Don’t be afraid of rejection

I’m not afraid of asking people if they’d be interested in my services. If I think someone might want their photos taken, I’ll tell them about what I offer and give them my rates. Other photographers seem to take issue with this approach, stating “I would never charge someone if I approach them first.”

But here’s how I see it: I’m advertising a product I believe in. I know that if someone decides to hire me, I’m going to make sure they get amazing photos. I’m proud of what I can deliver, so naturally I want to tell everyone I can about what I can do for them. Of course not everyone is going to be interested, that’s expected. But if even 10% of people say yes, that’s 10% more income that you otherwise wouldn’t have if you didn’t ask in the first place.

Invest in yourself

Most photographers I know are resourceful. They’ll do what they can to avoid spending money on expensive equipment if they can settle for a cheaper alternative (or even make their own version, in some cases). They prefer to learn techniques through trial-and-error rather than pay someone to teach them. And you know what? There’s nothing wrong with this mentality — especially if you love the challenge of learning something on your own. But for me, I’ve learned that I value my time the most these days, and I’m willing to invest in the tools I need to get where I want to go, faster. No one wants to shell out money for anything, but think about the potential return on investment when deciding whether or not to buy that new camera, fancy lens, or retouching tutorial.
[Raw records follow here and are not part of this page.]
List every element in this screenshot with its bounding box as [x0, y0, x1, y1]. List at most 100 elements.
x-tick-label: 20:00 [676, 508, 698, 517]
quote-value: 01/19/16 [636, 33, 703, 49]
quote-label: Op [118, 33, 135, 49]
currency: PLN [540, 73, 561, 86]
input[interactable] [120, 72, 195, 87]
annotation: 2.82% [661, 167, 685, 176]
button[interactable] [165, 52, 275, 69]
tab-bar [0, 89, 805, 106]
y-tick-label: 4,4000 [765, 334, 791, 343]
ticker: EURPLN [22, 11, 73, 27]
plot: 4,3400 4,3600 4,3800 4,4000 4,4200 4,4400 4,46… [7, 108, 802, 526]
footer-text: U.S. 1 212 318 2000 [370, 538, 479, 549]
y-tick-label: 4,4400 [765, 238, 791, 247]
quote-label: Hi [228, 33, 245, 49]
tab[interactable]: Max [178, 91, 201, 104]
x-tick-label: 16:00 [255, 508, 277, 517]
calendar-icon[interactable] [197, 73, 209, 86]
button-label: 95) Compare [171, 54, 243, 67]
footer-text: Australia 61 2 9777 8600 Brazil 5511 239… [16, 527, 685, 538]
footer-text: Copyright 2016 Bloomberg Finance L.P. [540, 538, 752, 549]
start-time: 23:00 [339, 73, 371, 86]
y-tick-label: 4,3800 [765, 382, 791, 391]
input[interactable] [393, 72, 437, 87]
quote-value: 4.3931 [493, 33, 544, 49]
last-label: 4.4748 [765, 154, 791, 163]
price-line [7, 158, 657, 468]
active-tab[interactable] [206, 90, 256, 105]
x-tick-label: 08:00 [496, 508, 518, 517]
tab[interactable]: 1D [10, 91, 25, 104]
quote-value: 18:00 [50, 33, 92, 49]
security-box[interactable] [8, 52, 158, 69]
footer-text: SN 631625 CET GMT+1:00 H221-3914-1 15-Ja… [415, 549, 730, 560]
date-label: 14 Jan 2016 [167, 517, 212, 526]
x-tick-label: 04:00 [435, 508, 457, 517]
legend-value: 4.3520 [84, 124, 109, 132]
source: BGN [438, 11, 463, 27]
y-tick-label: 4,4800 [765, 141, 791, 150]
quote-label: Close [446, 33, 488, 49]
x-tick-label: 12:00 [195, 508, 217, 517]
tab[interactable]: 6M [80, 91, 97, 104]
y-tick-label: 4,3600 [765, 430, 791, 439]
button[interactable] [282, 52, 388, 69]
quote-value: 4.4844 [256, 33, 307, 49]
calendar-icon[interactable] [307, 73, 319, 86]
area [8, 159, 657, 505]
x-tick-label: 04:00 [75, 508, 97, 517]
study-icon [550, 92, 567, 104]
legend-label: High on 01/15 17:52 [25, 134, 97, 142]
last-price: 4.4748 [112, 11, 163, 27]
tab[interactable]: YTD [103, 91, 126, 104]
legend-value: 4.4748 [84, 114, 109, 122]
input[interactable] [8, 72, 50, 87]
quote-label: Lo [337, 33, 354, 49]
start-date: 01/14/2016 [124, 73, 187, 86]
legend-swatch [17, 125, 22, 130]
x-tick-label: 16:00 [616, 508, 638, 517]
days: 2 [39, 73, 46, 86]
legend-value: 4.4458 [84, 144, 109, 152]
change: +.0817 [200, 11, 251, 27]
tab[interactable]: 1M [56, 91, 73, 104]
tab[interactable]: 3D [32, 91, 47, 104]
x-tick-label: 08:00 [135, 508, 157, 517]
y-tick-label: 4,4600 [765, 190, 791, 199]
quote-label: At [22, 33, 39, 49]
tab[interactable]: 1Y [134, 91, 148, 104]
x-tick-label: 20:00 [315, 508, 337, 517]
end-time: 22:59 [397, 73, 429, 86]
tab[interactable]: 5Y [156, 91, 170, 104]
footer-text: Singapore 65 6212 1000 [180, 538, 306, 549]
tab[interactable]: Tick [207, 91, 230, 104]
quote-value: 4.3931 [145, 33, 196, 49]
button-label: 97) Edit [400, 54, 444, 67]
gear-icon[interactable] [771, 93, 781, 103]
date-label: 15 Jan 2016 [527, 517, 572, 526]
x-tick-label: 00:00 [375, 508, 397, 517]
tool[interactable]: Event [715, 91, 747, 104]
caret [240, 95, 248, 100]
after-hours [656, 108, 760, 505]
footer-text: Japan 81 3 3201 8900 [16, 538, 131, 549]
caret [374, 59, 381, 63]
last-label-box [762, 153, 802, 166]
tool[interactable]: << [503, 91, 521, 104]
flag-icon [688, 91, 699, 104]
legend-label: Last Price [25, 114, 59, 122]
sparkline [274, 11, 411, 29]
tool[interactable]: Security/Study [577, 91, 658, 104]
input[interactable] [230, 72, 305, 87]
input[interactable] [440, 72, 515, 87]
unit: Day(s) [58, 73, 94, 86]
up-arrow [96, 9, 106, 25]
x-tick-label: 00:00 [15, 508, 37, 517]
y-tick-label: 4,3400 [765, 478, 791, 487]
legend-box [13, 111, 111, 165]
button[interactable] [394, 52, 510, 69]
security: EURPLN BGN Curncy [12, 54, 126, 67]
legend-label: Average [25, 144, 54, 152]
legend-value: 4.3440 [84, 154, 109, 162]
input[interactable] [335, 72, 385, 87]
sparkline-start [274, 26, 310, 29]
The benefits just might justify the expense many times over.

Embrace the ebb and flow of self-satisfaction

There are times that you’re just not going to be happy with your work. It’s important when you feel this way that you don’t quit. I’ve spoken with many, many talented photographers in the past year. All of them with varying styles, experience levels, and social media followings ranging from 1k to over one million. No one is immune to self-doubt. One day you’ll be really proud of your work, the next day you’ll get down on yourself and want to give up. Remember: it’s this creative drive that keeps pushing us to improve. Without it, there would be no point to doing what we do. Celebrate the moments where you feel proud of how far you’ve come. Let your progress propel you forward. And if you’re ever feeling down about your art, remember that there are people out there looking at your work hoping to get to your level one day.

Change your perspective

A few months ago I met up with another young photographer who was interested in getting into portrait photography. He specialized in cityscapes and street photography, which coincidentally was something I was interested in learning more about. When we got together to go shooting, I noticed that he took many of his photos while crouched low to the ground, something that I rarely did, if ever. During our urban exploration, I also noticed that he would stop, gaze, and photograph things I would have never thought twice about. Corners of rooftops, the reflection of the clocktower through a store window, the expressions of children as they stared in fascination at a store worker making fudge at a dessert shop. Later, once he edited those photos and showed them to me, I was completely blown away. These were more than just photos, they were visual stories.

Sometimes we just need to change our perspective. We’re so used to looking at life through the same lens that we can miss the beauty around us. Now I realize that magic is everywhere, it’s just up to us to capture it.